Dan McCafferty

Last Testament

Gatunek: Folk

Pozostałe recenzje wykonawcy Dan McCafferty
Recenzje
Grzegorz Bryk
2019-12-03
Dan McCafferty - Last Testament Dan McCafferty - Last Testament
Nasza ocena:
8 /10

Kiedy w 2013 roku Dan McCafferty ogłosił, że z powodów zdrowotnych musi przejść na emeryturę, można było wieścić, że oto nadszedł kres legendarnego Nazareth.

Okazało się, że szkoccy hard rockowcy wcale nie odwiesili gitar na kołki i pod przywództwem jedynego członka pamiętającego oryginalny skład (basisty Peta Agnew), postanowili kontynuować tę muzyczną odyseję trwającą już od 1968 roku. Dan McCafferty natomiast znikł na jakiś czasy z radarów, ale i on najwyraźniej nie jest w stanie wytrzymać bez grania muzyki. Właśnie ukazała się trzecia solowa, po „Dan McCafferty” (1975) i „Into the Ring” (1987), płyta ex-wokalisty Nazareth. Może ona zresztą zabić ćwieka tym, którzy w McCaffertym widzą jedynie rozszalałego frontmana grupy hard rockowej, bowiem zaprezentowany materiał stoi dość daleko od tego co tworzył on z Nazareth, ale i na dotychczasowych solowych płytach.

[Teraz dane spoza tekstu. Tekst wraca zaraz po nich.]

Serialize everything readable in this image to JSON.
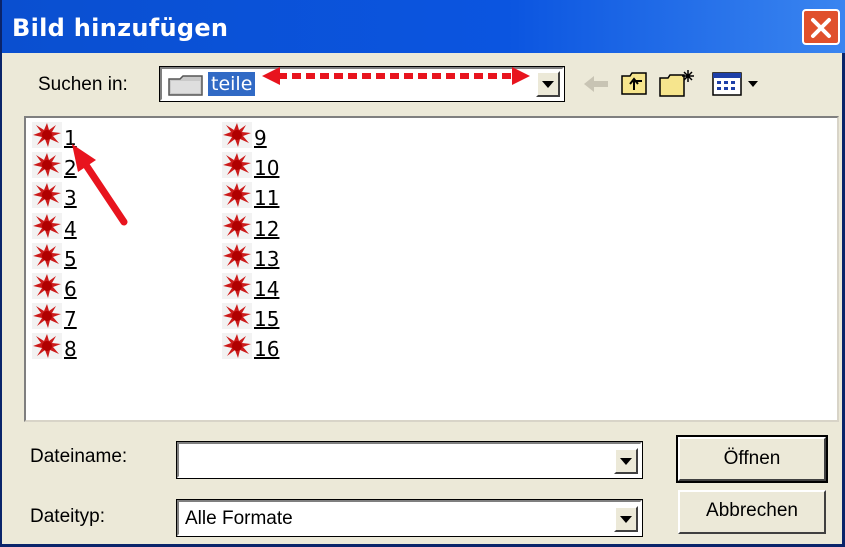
{
  "window": {
    "title": "Bild hinzufügen"
  },
  "toolbar": {
    "look_in_label": "Suchen in:",
    "look_in_value": "teile"
  },
  "files": [
    "1",
    "2",
    "3",
    "4",
    "5",
    "6",
    "7",
    "8",
    "9",
    "10",
    "11",
    "12",
    "13",
    "14",
    "15",
    "16"
  ],
  "filename": {
    "label": "Dateiname:",
    "value": ""
  },
  "filetype": {
    "label": "Dateityp:",
    "value": "Alle Formate"
  },
  "buttons": {
    "open": "Öffnen",
    "cancel": "Abbrechen"
  },
  "colors": {
    "annotation": "#e8141e",
    "title_bar": "#0b55e0",
    "selection": "#316ac5"
  },
  "icons": [
    "folder-icon",
    "back-icon",
    "up-folder-icon",
    "new-folder-icon",
    "view-menu-icon",
    "close-icon",
    "file-icon"
  ]
}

Jeśli na „Last Testament” pojawiają się gitary, to akustyczne, tylko w trzech przypadkach w słuchacza uderzają hard rockowe, przesterowane gitary elektryczne bliskie stylistyce Nazareth: w ciężko bluesującym „Bring It On Back”, rozkrzyczanym dudami „Home Is Where The Heart It” i podkolorowanym organami i akordeonem „My Baby”. Cała reszta tego intymnego krążka to brzmienie oparte na żywych instrumentach, przede wszystkim na pianinie, akordeonie i dudach. Niektóre kawałki są zaaranżowane lepiej i donośniej („You and Me”, „Looking Back”, „Tell Me”, „Mafia” – to zarazem jedne z lepszych fragmentów tego znakomitego kompaktu), inne prosto i wręcz minimalistycznie (cudne fortepianówki „Refugee” i „Sunshine”, wyjęta żywcem z praskich klimatów akordeonówka „Right To Fail” czy „Look At The Song In My Eyes”).

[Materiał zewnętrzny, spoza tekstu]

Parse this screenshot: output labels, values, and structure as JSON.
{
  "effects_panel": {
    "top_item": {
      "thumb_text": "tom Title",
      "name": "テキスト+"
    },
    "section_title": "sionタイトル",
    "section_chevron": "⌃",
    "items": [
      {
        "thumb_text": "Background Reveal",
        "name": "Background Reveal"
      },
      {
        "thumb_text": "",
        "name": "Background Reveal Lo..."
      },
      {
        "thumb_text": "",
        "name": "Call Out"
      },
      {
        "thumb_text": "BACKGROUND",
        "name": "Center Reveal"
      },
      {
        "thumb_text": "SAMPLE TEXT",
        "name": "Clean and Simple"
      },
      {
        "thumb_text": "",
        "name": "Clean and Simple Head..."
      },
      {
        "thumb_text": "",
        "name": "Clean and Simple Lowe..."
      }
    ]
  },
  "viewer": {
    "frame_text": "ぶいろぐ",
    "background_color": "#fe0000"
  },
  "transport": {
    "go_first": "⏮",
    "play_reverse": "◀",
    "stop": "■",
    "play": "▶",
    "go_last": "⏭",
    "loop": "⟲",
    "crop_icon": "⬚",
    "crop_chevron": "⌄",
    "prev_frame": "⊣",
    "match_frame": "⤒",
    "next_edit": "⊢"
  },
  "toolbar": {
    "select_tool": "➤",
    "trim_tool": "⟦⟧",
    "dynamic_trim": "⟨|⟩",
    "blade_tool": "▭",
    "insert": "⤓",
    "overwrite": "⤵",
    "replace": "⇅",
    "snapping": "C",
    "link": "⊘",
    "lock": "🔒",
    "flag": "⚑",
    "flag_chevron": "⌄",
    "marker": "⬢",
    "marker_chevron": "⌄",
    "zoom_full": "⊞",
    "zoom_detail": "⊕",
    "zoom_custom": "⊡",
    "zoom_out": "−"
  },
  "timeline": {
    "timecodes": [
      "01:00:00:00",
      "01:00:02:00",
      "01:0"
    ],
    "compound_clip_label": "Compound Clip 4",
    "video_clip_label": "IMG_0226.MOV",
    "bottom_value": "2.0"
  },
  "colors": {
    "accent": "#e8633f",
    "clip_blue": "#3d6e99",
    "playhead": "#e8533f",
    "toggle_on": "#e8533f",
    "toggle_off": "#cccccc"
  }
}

Krążek wypełniają przepiękne ballady rozdzierające serce emocjonalnym wokalem McCafferty’ego. Z innym wokalistą ten krążek by się prawdopodobnie nie udał, melodie byłyby zbyt weselne („Why” to przecież typowy weselny przytulacz) i pościelowe, tymczasem rockowy sznyt, charakterystyczna, „zniszczona” i rozpaczliwa barwa głosu nadaje utworom głębi, buduje ich drugi wymiar, a przede wszystkim angażują w materiał emocjonalnie. Natomiast tak ważny udział akordeonu i dud, czyli instrumentów rozwrzeszczanych jak piejący wokal McCafferty’ego zdaje się być strzałem w dziesiątkę, bo nie dość, że się świetnie zgrywają z śpiewającym wysoko (często na granicy fałszu) wokalistą, to budują folkowy, trochę sielski i nostalgiczny koloryt całości. To opowieści zbliżającego się do kresu faceta, który wiele przeżył, a dziś skryty przed zgiełkiem rockowej przeszłości i zwariowanego życia, gdzieś pośród łąk i przyrody, zatopiony w bujanym fotelu stojącym naprzeciw dającego ciepło kominka, wspomina swój rozwrzeszczany życiorys.

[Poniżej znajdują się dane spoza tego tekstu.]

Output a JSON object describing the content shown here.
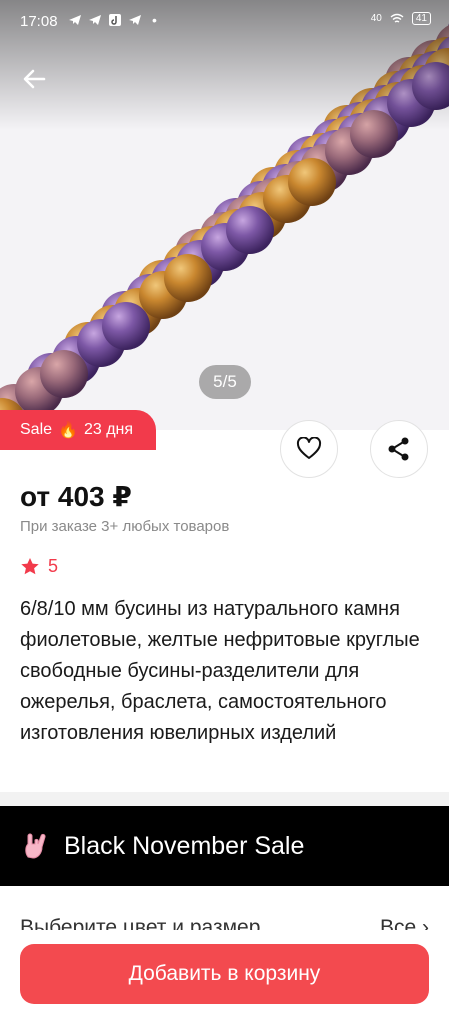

Ujęła mnie ta płyta. Mimo kilku słabszych fragmentów ma swój charakter i koloryt, bije od niej szczerość i prostota. Angażuje emocjonalnie i przyjemnie kołysze w rytm wszystkich tych akustycznych numerów doładowanych płomiennym śpiewem Dana McCafferty’ego. To album na jaki zasługuje wielki rockowy wokalista. Przy tym jest to spore zaskoczenie, bo w takim repertuarze McCafferty’ego jeszcze nie słyszeliśmy.